Without saying a word I opened the door and stepped lightly upon the sidewalk beside him.
“What has happened?” I asked.
“Somethin’ fierce,” he replied. “Shure the blood is curdlin’ in the veins of me; but don’t open your mouth, for I don’t want the blaguards disturbed.”
“Ah! there are thieves in your house,” said I, in a whisper.
“Worse nor that,” said he.
A shiver went through me. “Has some one been murdered?” I queried, halting at the threshold of his door.
“Yis,” he answered in a husky voice, and relapsing completely into the vernacular, “the sowl in me is murthered.”
I walked behind him mechanically. He entered the bedroom on tiptoe, and bade me follow him. It did not occur to me then that I had, rather unconsciously, been lured from my own domicile to the bedroom of a man to whom I had never spoken before. It seemed perfectly proper that I should follow this little old man, just as if it had been a little old white-haired woman. He tiptoed to the little window and pointed to something outside. I fully believed that I was to see something awful, so I closed my eyes, almost involuntarily, it would seem, as I walked to where he stood. When I opened them they looked upon the lovely Hulda and the brother-in-law. Her cheek was close to his cheek; she was looking into his eyes, and both were smiling.

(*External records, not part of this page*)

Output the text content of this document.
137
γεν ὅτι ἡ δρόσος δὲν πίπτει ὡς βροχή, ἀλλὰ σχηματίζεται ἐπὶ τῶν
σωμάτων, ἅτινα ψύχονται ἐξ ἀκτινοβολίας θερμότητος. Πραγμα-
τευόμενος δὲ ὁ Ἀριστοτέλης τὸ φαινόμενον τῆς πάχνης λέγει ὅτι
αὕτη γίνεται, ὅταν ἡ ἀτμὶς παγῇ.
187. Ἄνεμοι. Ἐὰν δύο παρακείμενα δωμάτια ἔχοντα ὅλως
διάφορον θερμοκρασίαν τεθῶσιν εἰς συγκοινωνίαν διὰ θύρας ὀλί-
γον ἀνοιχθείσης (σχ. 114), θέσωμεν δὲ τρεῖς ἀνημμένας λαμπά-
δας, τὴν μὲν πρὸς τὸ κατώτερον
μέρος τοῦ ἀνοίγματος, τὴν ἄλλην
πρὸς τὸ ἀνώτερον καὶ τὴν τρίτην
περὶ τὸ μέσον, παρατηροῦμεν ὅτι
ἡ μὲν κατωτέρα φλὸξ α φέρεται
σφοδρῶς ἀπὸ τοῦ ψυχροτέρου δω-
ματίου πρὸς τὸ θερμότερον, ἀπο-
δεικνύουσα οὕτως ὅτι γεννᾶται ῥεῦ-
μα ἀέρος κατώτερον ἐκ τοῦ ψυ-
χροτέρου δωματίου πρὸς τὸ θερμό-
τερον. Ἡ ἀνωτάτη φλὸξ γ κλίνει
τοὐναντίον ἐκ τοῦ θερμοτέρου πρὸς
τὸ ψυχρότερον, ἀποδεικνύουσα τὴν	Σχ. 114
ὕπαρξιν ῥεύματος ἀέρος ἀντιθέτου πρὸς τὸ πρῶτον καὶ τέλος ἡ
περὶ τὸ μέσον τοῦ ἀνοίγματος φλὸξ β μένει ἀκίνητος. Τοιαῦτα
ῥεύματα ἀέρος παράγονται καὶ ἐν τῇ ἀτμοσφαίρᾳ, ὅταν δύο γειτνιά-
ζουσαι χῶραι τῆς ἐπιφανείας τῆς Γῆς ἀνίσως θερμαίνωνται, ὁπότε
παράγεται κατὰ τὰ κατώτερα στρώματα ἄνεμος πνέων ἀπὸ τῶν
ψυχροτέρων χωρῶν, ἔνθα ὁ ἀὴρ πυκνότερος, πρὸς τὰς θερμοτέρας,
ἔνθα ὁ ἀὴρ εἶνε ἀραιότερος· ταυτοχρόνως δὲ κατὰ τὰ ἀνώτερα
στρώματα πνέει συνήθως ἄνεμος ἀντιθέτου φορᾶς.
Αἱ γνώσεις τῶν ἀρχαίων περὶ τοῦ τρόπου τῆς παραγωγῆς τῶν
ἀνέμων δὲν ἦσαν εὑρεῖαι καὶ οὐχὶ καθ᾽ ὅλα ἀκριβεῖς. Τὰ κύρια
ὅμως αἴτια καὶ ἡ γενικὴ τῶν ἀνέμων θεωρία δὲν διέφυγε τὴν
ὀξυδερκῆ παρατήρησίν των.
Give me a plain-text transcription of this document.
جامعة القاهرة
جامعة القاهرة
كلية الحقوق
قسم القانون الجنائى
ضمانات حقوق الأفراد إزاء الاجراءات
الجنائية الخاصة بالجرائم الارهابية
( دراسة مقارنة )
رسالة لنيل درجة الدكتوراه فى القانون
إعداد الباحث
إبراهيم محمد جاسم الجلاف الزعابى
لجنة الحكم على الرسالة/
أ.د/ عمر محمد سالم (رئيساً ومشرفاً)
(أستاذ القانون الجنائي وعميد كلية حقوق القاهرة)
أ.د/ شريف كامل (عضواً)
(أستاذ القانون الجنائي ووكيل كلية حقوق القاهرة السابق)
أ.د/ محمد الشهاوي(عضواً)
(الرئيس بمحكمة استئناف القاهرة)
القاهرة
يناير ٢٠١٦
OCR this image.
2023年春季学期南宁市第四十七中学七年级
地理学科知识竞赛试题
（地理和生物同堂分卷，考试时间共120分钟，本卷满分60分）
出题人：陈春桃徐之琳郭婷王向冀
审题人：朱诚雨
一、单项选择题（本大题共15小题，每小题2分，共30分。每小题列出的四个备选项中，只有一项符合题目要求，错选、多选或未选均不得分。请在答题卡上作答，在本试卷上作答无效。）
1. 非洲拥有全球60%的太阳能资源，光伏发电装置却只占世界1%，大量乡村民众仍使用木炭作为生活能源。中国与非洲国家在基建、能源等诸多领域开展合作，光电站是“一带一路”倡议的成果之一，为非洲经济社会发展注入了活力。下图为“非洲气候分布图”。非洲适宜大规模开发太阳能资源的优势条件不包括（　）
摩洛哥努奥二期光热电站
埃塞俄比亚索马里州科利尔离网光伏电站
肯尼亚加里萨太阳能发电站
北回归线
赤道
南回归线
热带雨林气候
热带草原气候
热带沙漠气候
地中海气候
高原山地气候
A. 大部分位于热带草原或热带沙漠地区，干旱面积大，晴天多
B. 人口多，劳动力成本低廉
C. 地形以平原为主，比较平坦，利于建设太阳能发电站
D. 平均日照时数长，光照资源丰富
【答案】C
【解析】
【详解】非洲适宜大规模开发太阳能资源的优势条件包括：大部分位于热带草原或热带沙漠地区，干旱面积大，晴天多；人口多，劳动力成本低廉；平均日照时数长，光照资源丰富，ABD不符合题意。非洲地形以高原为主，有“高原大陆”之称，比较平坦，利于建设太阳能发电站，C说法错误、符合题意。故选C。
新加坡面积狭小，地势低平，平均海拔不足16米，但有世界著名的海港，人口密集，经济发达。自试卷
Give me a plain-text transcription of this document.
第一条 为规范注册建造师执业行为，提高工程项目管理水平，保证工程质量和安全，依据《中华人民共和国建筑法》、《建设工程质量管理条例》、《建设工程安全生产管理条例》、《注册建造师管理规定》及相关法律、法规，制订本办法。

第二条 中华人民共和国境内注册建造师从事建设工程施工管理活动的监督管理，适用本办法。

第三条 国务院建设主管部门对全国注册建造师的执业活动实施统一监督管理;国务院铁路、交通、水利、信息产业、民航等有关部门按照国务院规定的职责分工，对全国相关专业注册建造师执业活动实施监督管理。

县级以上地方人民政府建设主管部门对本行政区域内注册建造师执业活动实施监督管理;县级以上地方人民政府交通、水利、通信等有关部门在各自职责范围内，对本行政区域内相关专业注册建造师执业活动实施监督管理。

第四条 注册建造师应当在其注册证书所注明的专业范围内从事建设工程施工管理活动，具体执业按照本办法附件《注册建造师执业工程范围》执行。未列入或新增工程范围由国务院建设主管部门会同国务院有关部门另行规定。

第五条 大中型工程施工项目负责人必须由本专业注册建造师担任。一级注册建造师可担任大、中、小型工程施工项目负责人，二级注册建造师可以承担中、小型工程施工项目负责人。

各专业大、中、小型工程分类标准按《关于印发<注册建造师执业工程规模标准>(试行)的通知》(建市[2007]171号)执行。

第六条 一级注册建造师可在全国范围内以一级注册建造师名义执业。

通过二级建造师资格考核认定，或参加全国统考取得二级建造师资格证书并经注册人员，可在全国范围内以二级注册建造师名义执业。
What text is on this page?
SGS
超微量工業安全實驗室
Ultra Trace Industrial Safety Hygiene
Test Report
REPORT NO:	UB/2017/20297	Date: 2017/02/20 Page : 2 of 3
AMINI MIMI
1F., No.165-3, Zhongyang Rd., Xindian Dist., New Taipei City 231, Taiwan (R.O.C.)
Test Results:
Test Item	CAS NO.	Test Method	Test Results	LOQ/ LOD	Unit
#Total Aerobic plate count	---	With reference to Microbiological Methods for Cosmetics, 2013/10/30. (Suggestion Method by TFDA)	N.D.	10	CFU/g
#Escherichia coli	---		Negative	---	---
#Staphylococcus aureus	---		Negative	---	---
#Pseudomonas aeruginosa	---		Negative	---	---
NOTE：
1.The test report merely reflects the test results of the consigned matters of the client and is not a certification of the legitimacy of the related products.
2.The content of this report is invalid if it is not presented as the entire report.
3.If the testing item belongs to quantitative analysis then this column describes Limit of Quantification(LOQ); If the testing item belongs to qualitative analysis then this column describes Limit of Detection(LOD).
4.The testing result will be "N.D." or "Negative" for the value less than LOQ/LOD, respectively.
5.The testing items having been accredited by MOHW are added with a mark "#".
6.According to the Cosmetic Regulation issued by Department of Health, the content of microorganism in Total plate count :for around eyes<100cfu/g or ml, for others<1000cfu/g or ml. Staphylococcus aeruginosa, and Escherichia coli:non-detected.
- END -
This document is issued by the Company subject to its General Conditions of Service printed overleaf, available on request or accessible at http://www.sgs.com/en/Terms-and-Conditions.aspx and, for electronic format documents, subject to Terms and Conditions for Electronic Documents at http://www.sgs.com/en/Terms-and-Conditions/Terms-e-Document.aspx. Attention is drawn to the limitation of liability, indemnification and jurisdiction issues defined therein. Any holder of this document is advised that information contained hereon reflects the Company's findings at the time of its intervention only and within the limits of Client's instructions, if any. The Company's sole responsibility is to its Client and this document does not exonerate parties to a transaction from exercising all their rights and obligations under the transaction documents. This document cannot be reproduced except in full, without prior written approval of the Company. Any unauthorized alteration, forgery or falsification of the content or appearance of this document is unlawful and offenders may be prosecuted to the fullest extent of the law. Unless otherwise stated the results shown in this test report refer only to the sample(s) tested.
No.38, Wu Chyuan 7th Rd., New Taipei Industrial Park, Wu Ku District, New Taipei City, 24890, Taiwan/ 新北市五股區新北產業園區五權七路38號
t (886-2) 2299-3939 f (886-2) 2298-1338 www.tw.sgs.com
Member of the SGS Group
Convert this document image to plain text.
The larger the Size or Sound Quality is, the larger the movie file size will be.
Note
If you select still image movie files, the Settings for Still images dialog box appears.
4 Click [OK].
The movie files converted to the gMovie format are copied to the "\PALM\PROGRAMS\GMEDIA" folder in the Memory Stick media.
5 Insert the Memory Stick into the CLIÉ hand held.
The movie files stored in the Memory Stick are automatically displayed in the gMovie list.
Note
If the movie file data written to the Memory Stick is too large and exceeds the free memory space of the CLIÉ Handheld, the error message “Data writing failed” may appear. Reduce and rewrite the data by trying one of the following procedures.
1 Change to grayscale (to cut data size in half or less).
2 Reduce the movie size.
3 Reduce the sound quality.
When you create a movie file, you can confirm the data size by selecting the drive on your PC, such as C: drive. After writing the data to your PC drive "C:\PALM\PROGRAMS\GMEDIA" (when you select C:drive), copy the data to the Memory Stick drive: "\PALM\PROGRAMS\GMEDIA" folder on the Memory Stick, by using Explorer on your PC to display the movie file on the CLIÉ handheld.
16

I smiled, too, and looked on approvingly, for I had believed for three months that my neighbors were father and daughter.
“Isn’t that purty conduct for a well-brought-up Dutch gurl, an’ the wife of as good a man as ever wore shoe leather?” he asked. His voice sounded hollow and strange. At the word “wife” I turned and fled, for the full significance burst upon me.
“Come back,” he called, “an’ tell me what you think of it.”